She snapped back to the present in the kitchen like a swimmer emerging from a deep dive. The driver of the truck had sustained broken ribs and a shattered leg. John had been burned beyond recognition, their little girl, her little Terri, hardly bruised but dead and curled at the side of the road. Patsy herself had sustained only a mild concussion. She could still see the swirl of blinking lights in her mind’s eye, the noise of the flames, the rush of action as the paramedics and police descended. But there had been nothing to do, no one really to save. She’d been released from the hospital the next day, alone in a city where she knew hardly anyone at all, alone as the day she’d been born. Then the interminable calls from law firms wanting to take her case, promising the moon and stars though she knew in her heart the accident had been unavoidable.
It had been the fruition of the Thing that always waited behind the next corner, lulling her into a false sense of security to make the fall all that much harder when it actually came. She’d eventually stopped answering the phone, took to sleeping more and more in the empty bed, all curtains drawn and the lights out. The life insurance policy had paid off without her even making a call; she’d been unaware John had even taken it out. An agent had come to her door, unexpectedly one afternoon, and delivered the check with a humility that had been almost touching, though studied in some hard to pinpoint untheatrical way, before disappearing under the same stealth. And for the next two days thereafter she’d sat again in the dark room, the check lying on the bureau right next to the .38, her mind running on a different track. It had never gone unloaded since. She figured it never would again, but somehow she’d fought off its impetuousness regardless how many times she was drawn to it like a bug to a light, begging for immolation.
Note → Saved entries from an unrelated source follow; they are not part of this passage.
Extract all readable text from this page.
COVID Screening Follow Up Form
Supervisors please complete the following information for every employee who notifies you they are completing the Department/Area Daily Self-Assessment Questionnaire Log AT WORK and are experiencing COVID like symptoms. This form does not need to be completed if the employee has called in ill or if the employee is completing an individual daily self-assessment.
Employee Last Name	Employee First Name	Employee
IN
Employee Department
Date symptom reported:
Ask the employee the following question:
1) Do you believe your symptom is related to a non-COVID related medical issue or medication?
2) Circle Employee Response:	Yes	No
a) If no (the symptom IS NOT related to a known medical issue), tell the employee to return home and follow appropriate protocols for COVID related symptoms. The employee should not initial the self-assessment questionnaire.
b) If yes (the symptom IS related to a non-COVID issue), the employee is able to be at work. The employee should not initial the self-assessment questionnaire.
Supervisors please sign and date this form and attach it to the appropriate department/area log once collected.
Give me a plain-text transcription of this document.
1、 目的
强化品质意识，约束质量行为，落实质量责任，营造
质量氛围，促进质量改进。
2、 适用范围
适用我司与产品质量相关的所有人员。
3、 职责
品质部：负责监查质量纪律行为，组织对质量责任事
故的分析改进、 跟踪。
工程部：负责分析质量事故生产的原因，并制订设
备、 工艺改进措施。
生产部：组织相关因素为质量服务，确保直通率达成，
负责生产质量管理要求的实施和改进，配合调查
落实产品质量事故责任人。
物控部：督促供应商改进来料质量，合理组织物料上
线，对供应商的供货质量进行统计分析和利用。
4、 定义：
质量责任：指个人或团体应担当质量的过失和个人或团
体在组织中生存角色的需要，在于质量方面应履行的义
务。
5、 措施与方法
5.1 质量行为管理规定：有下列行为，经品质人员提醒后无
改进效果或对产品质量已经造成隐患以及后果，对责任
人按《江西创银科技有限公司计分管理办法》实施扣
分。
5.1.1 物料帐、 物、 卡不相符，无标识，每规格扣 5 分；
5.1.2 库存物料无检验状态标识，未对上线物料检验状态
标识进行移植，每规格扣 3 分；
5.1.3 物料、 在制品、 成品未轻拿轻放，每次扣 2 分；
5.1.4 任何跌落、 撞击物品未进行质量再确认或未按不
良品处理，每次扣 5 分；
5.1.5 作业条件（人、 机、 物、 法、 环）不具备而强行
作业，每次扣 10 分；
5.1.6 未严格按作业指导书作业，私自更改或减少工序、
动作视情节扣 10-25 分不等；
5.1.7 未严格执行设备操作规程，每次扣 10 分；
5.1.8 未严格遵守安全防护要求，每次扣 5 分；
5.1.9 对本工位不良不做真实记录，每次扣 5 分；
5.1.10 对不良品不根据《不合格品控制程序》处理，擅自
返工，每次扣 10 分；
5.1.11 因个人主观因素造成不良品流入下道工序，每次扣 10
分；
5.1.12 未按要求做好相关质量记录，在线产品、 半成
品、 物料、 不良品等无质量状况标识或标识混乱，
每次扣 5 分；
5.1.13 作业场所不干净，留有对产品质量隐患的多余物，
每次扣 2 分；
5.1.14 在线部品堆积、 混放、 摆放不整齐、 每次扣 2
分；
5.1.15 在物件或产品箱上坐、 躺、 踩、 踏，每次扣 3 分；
Then on the spur of the moment, one day soon after, she’d called Century 21 Realtors and asked to speak to someone. She told the woman they gave her exactly where she wished to look and two hours later was standing in this very same kitchen, her mind a whirl of confusion and, oddly enough considering the circumstances, relief. She’d signed the purchase agreement that day, assuring the real estate agent the house would be paid in full on the day of purchase but offering no details as to how or why. The realtor had asked no questions.
And now here she was.
For better or worse, just like the Justice of the Peace warned on the day of their wedding. Only now she was alone once more. She silently smoked through the remains of the pack of cigarettes, staring across the table at nothing this time, not even trying to imagine her lost husband and daughter seated across from her, trying to adjust to the reality of the life she’d just bought, wondering deep down if anything could actually pull her from the hole she’d unwittingly dropped into.